Snowball vs Avalanche: Which Strategy Is Right for You?
The debt snowball and debt avalanche are the two most well-known debt payoff strategies. Both work. The difference is in psychology versus pure math.
The Debt Snowball
Popularized by Dave Ramsey, the snowball method has you list your debts from smallest to largest balance. You attack the smallest one with every extra dollar you can find, while paying minimums on everything else. When the smallest is gone, you roll that entire payment into the next one.

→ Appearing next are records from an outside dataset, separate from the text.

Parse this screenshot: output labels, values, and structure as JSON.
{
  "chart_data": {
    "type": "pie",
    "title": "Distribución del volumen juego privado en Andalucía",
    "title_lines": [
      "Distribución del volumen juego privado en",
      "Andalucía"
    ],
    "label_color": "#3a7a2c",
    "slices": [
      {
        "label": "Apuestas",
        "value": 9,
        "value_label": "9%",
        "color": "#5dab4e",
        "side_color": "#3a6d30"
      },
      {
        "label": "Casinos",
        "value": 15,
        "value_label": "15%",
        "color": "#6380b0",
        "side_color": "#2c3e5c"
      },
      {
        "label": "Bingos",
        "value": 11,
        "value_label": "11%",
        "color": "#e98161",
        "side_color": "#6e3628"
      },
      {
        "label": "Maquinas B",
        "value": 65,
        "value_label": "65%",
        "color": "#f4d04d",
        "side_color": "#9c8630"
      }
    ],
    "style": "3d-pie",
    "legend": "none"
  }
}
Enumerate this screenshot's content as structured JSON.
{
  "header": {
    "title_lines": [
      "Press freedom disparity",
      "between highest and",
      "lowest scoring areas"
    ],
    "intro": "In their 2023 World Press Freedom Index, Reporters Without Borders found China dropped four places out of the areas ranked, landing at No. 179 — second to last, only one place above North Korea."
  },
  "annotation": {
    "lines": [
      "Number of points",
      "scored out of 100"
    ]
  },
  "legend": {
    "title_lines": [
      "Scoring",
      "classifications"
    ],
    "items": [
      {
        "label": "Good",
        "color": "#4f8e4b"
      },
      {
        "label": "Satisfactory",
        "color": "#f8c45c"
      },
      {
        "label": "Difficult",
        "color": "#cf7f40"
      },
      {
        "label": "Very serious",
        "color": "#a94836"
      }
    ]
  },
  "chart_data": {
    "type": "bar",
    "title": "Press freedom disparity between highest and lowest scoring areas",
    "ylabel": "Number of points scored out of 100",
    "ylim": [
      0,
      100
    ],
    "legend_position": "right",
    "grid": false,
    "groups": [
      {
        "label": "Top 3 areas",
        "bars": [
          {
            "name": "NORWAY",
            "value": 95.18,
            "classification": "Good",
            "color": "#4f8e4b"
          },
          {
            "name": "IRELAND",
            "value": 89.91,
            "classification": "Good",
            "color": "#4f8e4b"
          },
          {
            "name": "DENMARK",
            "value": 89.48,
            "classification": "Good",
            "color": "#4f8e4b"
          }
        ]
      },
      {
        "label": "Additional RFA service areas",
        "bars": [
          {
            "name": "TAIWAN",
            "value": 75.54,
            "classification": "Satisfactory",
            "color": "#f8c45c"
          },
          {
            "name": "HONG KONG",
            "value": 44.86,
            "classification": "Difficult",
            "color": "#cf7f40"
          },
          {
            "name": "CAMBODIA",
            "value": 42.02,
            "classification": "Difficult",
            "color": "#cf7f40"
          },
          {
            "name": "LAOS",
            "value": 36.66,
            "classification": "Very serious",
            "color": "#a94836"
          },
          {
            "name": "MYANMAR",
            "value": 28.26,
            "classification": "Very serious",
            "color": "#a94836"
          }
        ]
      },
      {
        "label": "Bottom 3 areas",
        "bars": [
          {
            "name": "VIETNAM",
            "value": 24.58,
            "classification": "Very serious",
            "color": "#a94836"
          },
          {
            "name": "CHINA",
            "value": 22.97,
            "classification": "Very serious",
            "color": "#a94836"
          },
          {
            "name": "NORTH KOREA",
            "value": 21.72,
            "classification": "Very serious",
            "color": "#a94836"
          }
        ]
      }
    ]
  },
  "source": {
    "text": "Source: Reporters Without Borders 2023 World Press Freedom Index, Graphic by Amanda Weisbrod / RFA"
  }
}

The logic is behavioral: paying off a debt completely gives you a psychological win that keeps you motivated. Research backs this up. People who see tangible progress are more likely to continue.
The Debt Avalanche
The avalanche method ignores balance size entirely and targets your highest interest rate first. Mathematically, this is optimal. You are paying down the debt that is costing you the most per dollar, which minimizes total interest paid.
The catch: your highest-interest debt might also have a large balance, meaning it could take a long time before you see a debt fully cleared. That wait can erode motivation.
The Extra Payment Is Everything
Regardless of strategy, the variable that matters most is how much extra you can put toward debt each month beyond the minimums. Even $50-100/month extra compounds dramatically over a multi-year payoff period. Cut one subscription, redirect it to debt, and watch the payoff date move forward significantly.